Most of the IT folks I work with seem to fall in the center somewhere, where they know just the right amount of planning that it will take to implement something, but then can switch gears and get it done. Often these people fall towards the “doing” side of the spectrum. I’ve noticed a disturbing trend lately, though, where managers are pushing their people to be on the planning end of the spectrum. This is great when the people they’re pushing are cowboys, who just do things and make changes without care or regard for anybody else. But for a lot of people these extra planning steps just reduce their effectiveness, and ultimately end up causing frustration. They’ve already done the planning, and are caught in two poor assumptions their managers have:
- Meetings, and meetings alone, constitute planning.
- In order to have effective planning for a change you must ask everybody who has anything to do with anything you’re changing.
I work with a lot of highly skilled techies, who, when they want to change or do something, can work out the plan in their head by themselves. They walk around to all their coworkers and use them as sounding boards first, then approach the stakeholders and talk to them about it. Once people agree they go ahead and implement that plan. They fill out all the paperwork in their change management systems, typing in a well thought out, cohesive plan that took all of 20 minutes to think up and get support for (and then another 20 minutes to document). They schedule the change for a time that’s least disruptive to everybody but themselves, just in case something should go wrong.

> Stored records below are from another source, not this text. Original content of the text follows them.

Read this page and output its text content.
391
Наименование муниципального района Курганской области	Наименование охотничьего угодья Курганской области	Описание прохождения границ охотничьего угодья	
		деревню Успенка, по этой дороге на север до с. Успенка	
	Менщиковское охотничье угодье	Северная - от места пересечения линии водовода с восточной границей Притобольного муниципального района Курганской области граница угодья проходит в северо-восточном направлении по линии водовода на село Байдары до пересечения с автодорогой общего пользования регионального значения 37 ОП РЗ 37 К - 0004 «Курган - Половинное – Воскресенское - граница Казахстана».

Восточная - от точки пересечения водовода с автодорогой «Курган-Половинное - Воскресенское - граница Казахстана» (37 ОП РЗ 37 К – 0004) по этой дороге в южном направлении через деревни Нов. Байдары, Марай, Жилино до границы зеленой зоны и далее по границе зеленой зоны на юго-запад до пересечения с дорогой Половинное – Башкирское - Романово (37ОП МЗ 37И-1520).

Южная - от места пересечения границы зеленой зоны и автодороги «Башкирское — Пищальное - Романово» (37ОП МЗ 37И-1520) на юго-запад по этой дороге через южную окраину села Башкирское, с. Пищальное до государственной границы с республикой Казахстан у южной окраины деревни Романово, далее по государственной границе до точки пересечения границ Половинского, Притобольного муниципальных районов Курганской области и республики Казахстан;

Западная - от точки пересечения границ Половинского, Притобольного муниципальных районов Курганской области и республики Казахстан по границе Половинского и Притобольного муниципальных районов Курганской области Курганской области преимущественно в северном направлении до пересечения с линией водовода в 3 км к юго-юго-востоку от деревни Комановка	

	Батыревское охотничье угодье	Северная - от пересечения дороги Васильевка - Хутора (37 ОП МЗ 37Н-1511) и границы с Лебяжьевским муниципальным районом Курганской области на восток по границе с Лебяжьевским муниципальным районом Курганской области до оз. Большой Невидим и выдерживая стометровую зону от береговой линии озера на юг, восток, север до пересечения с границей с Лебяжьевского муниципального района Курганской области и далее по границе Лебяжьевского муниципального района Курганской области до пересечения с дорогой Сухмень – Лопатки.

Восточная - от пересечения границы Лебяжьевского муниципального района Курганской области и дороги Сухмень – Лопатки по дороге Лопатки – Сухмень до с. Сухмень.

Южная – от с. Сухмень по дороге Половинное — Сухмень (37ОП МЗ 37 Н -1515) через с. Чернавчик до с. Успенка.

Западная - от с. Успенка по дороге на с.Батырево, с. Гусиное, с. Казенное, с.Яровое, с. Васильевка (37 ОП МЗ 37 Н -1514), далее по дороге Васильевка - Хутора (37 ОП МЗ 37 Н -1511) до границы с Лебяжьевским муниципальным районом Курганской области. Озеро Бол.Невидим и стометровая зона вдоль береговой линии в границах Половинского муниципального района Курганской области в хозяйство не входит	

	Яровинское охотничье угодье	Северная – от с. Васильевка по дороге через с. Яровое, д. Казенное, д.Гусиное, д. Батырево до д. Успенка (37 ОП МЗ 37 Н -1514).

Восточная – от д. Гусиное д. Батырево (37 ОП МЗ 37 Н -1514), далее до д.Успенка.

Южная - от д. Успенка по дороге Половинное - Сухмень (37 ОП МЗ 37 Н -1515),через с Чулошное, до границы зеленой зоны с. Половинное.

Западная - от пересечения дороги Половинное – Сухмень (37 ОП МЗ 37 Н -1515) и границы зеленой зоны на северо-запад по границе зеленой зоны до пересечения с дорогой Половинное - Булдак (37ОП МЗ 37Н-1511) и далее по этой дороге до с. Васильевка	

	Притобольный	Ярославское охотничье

Suddenly, though, these techs that have pulled off change after change after change, flawlessly, are being forced to hold meetings and build consensus with people who have no freaking clue what the tech is talking about. If a meeting was necessary they would have held one, but if it wasn’t really necessary they wouldn’t have. They wouldn’t otherwise ask people about the change who aren’t going to have credible input on the topic. Why should they ask the customer about upgrading the backup clients on all the machines when the upgrade process is well-known, well-tested, non-disruptive, and the customer just cares that restores are possible when they need one? It’s nice to tell the customer what’s going on, so they realize that the money they spend on you is actually worth it, but it’s not up to the customer in the end. So don’t make it a choice for the customer (as an aside, I like to call this “sysadmin perogative” — you hired me to make the call so I’m making it).
These system administrators and programmers I speak of were hired to DO things, not to talk about doing things. While there is merit in a planning process when one is warranted, like for changes that cause outages, just because one cowboy doesn’t plan anything doesn’t mean that everybody is like him. Just because another tech likes to hold meetings for many of the changes doesn’t mean that everybody should. This isn’t first grade, and rules intended for one person don’t have to apply to everybody else. Managers, quit frustrating your good guys by saddling them with the B.S. you need for the bad guys. Let them do the jobs you hired them to do.